6. Saves the trained model and tokenizer.
Run training with:
```bash
python model.py
```
Note: training is much faster with a CUDA-enabled GPU.
## Model Notes
The app expects a saved Hugging Face model folder at:
```text
./conversation_summarizer
```
This folder should contain files like:
```text
model.safetensors
config.json
spiece.model
tokenizer_config.json
generation_config.json
```
If you retrain the model and save it to another folder, update this line in `app.py`:
```python
model = T5ForConditionalGeneration.from_pretrained("./conversation_summarizer")
tokenizer = T5Tokenizer.from_pretrained("./conversation_summarizer")
```
## Evaluation
The model is evaluated using ROUGE:
- `rouge1`: unigram overlap
- `rouge2`: bigram overlap
- `rougeL`: longest common subsequence overlap
- `rougeLsum`: summarization-oriented ROUGE-L
ROUGE scores usually range from `0` to `1`, where higher is better.

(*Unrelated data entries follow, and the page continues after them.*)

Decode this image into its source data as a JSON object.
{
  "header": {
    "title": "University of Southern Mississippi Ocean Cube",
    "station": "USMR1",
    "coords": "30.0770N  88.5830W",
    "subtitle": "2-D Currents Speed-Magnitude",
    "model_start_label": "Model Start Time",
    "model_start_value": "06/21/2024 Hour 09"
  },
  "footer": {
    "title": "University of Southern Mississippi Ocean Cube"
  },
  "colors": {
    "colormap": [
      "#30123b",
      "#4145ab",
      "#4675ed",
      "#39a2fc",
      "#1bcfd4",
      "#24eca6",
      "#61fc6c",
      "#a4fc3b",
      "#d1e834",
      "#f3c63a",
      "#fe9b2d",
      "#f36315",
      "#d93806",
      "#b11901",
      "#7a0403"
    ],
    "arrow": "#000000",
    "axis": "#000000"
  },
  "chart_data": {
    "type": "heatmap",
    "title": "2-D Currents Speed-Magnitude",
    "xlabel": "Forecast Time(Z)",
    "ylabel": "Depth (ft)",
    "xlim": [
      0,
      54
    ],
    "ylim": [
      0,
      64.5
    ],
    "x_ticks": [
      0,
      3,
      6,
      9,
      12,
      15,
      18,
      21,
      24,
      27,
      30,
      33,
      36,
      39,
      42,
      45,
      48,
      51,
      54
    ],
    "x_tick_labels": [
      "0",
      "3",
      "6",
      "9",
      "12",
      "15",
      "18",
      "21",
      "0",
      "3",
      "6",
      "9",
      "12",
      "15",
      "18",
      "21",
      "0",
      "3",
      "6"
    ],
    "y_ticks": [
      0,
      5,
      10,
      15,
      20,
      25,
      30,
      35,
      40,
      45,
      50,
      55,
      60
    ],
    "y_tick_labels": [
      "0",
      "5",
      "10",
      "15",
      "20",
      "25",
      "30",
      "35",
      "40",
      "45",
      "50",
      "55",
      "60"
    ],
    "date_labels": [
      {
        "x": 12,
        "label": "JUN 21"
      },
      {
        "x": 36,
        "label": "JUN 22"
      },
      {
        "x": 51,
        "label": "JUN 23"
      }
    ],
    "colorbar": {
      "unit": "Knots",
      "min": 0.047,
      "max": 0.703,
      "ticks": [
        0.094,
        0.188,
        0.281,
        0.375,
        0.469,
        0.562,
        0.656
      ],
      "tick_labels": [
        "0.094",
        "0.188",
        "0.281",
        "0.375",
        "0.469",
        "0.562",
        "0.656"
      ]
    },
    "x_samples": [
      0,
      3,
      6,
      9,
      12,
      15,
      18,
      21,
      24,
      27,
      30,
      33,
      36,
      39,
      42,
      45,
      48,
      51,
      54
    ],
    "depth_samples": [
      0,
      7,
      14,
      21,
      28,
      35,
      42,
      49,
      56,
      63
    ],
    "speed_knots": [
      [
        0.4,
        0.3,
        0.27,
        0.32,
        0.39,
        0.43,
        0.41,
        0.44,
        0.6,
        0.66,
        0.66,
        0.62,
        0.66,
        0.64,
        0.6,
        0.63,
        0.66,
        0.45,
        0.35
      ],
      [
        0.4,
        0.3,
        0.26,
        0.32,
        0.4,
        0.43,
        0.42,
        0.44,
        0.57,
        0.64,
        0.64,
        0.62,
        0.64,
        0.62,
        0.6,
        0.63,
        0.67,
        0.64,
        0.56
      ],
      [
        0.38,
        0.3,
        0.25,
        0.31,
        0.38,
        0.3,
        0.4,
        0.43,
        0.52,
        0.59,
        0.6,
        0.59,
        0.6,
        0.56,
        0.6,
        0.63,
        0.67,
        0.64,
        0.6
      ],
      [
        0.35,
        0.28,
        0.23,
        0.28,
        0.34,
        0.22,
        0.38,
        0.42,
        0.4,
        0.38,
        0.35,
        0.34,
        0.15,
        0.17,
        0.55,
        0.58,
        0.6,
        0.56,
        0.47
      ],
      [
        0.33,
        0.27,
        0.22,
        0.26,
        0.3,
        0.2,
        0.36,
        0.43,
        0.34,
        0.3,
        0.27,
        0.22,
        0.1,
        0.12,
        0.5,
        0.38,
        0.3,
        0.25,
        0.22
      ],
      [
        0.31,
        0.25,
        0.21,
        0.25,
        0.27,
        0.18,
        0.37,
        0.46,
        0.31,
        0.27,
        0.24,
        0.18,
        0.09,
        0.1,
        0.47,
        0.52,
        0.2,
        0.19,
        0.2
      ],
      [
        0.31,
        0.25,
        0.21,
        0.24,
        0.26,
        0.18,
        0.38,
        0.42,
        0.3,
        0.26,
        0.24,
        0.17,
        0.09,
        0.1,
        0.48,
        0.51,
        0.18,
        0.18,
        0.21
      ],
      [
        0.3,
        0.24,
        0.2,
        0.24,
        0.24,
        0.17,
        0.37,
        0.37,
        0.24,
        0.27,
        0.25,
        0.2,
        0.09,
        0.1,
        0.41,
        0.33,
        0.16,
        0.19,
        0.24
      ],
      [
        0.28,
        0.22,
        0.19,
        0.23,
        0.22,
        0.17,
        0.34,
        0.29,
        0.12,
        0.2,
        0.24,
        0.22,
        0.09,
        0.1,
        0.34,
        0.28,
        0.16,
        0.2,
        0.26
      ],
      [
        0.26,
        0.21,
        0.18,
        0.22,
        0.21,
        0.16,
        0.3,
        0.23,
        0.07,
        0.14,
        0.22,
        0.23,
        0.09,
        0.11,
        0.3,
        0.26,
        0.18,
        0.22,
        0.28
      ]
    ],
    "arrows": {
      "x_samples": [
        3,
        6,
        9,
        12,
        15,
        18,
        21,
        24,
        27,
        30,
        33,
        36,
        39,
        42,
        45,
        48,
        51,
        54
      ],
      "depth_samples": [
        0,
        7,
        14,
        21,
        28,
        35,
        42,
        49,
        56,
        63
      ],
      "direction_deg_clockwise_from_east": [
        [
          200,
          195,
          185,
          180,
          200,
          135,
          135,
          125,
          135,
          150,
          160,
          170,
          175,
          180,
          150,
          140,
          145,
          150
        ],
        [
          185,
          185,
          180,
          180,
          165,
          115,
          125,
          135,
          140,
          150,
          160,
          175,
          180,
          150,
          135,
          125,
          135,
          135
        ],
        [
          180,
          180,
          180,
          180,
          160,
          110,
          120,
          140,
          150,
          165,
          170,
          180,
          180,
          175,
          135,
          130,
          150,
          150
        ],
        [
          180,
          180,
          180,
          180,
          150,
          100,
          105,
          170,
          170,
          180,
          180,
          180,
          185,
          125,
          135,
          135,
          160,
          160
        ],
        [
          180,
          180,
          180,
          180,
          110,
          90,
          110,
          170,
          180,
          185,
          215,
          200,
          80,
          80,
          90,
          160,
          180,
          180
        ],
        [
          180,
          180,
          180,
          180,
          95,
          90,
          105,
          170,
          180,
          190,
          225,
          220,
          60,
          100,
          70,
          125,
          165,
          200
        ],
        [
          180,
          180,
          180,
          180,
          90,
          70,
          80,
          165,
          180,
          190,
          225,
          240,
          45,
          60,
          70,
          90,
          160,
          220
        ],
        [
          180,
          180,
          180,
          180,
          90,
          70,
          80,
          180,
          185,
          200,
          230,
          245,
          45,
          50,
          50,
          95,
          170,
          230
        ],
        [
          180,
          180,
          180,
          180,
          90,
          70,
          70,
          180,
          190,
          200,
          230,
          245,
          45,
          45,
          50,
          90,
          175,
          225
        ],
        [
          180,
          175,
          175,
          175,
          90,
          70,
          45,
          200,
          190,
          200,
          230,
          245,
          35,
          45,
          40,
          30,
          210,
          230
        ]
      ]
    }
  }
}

## Before Pushing To GitHub
Do not commit the local virtual environment:
```text
env/
```
If the model file is large, consider using Git LFS or uploading the model to the Hugging Face Hub instead of committing `model.safetensors` directly.
Recommended `.gitignore`:
```gitignore
env/
__pycache__/
*.pyc
.ipynb_checkpoints/
results/
logs/
```
## Git Commands
Initialize the repo:
```bash
git init
git add app.py model.py requirements.txt README.md conversation_summarizer/
git commit -m "Add dialogue summarizer app"
```
Connect to GitHub:
```bash
git branch -M main
git remote add origin https://github.com/YOUR_USERNAME/YOUR_REPO_NAME.git
git push -u origin main
```
## Tech Stack
- Python
- Hugging Face Transformers
- Hugging Face Datasets
- Evaluate
- ROUGE
- Gradio
- FLAN-T5
## Limitations
This is a small fine-tuned model, so it may occasionally miss details or infer something incorrectly. It works best when the dialogue clearly identifies speakers, actions, and decisions.